Questa settimana, la vicenda Ilva – che viaggia verso una lunga stretta finale – si è arricchita di qualche colpo di scena. Dopo lo sciopero preventivo indetto dalla Fiom a Genova, da cui Fim e Uilm hanno preso le distanze, ci si è infatti messo l’Antitrust Ue che ha deciso di aprire un’indagine approfondita sull’operazione di acquisizione di Ilva da parte di ArcelorMittal. Il dossier era stato notificato alla Commissione il 21 settembre scorso. Il 19 ottobre Mittal ha presentato una serie di impegni per rispondere ad alcune delle riserve preliminari dell’Antitrust, che però non li ha ritenuti “sufficienti a fugare i seri dubbi sulla compatibilità dell’operazione con il regolamento sulle concentrazioni”. La Commissione teme che l’operazione possa ridurre la concorrenza sul mercato dei prodotti piani.
Poche ore dopo, al ministero dello Sviluppo economico – presenti anche le organizzazioni sindacali e i vertici di Arcelor Mittal – è iniziata la presentazione del Piano industriale dopo il riavvio della trattativa. L’azienda, in merito alla questione antitrust, ha dichiarato che sta collaborando per fornire tutti gli elementi necessari alla Commissione, convinta che quanto segnalato sarà chiarito entro il 23 marzo 2018, termine ultimo per la conclusione delle valutazioni di Bruxelles sull’acquisizione, e che non comprometterà in alcun modo l’attuazione del piano ambientale e industriale, tanto che si è già valutato di partire da subito con la copertura dei parchi minerali a Taranto. Sono stati poi illustrati, per grandi linee, i dettagli del Piano industriale di 2,4 miliardi e il cronoprogramma di re-start per il primi 12 mesi e successivamente fino al 2023, data in cui dovrà essere completato il piano ambientale.

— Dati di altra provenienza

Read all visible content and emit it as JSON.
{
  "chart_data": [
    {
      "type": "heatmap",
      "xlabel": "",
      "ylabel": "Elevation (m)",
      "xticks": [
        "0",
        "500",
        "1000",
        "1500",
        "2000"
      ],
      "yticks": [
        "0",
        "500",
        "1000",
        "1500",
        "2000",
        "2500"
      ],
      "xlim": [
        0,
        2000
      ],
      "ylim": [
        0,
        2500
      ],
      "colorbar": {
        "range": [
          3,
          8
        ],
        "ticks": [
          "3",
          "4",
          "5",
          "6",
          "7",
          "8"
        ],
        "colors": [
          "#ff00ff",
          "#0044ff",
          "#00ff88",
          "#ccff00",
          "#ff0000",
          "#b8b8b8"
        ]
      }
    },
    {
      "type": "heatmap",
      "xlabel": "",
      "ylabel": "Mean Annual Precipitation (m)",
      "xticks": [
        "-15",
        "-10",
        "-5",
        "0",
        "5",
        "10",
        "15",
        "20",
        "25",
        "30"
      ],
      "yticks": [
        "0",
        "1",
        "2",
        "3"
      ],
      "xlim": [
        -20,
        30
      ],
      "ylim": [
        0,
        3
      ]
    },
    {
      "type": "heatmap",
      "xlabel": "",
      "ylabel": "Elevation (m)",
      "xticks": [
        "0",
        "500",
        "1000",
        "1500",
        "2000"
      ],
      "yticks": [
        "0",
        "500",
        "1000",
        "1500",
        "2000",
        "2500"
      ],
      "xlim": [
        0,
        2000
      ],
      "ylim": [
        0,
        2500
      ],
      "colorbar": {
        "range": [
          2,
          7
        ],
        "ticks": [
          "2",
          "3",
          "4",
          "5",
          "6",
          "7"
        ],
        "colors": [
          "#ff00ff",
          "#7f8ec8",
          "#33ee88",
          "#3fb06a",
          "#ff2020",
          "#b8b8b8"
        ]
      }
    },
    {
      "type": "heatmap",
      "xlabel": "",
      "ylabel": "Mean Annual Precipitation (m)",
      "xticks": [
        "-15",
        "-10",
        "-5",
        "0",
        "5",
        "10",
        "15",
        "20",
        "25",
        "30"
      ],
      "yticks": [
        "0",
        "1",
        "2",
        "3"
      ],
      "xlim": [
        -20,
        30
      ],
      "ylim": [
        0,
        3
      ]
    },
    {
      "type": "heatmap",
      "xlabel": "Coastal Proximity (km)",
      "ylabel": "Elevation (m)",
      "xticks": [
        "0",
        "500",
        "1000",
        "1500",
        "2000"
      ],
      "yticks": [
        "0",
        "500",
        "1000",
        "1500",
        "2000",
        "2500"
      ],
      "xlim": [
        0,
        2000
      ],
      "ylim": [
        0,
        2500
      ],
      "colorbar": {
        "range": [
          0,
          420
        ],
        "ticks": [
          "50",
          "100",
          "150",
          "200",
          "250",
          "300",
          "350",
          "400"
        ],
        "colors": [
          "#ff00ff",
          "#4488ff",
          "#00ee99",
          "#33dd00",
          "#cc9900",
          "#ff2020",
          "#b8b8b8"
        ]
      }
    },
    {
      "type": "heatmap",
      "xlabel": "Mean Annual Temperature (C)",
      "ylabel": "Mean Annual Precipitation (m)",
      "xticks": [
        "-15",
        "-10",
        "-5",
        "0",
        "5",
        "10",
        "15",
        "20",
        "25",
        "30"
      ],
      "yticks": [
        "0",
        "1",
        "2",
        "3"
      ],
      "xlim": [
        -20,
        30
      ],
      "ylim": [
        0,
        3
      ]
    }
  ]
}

Al di là della complessità dell’operazione e della cautela con cui le stesse organizzazioni sindacali hanno in un primo momento accolto le proposte di Arcelor Mitall, la vertenza pare iniziare a presentare dei connotati su cui va guardata con speranza e fiducia, data l’importanza di questo asset per la nostra economia e la concreta possibilità di riportare Ilva ai livelli più alti del mercato mondiale dell’acciaio.
Per questi motivi, qualche giorno fa il Ministro Calenda ha richiamato alla responsabilità gli attori coinvolti dopo lo sciopero della Fiom e il ricorso contro il piano ambientale del sindaco di Taranto e del governatore della Regione Puglia. “In quale altro Paese del mondo un investitore che vuole investire 5,3 miliardi sull’acciaio viene accolto in questo modo? In Italia c’è cultura anti-industriale e populismo sindacale”.
Calenda, che in precedenza aveva richiamato anche l’azienda, si conferma arbitro imparziale di questa vertenza. È ovvio che oggi è importante che le istituzioni tutte e le organizzazioni sindacali insieme collaborino in modo da favorire gli investimenti, il rischio è proprio quello di perdere occasioni enormi di crescita occupazionale e economica.
Al punto in cui si è giunti, non si aspetterà il pronunciamento della Commissione previsto per la fine di marzo 2018, ma la trattativa andrà avanti. Gli interlocutori si ritroveranno il 14 novembre al MiSE per chiarire alcuni degli aspetti rimasti in sospeso del Piano industriale e per l’illustrazione del Piano ambientale.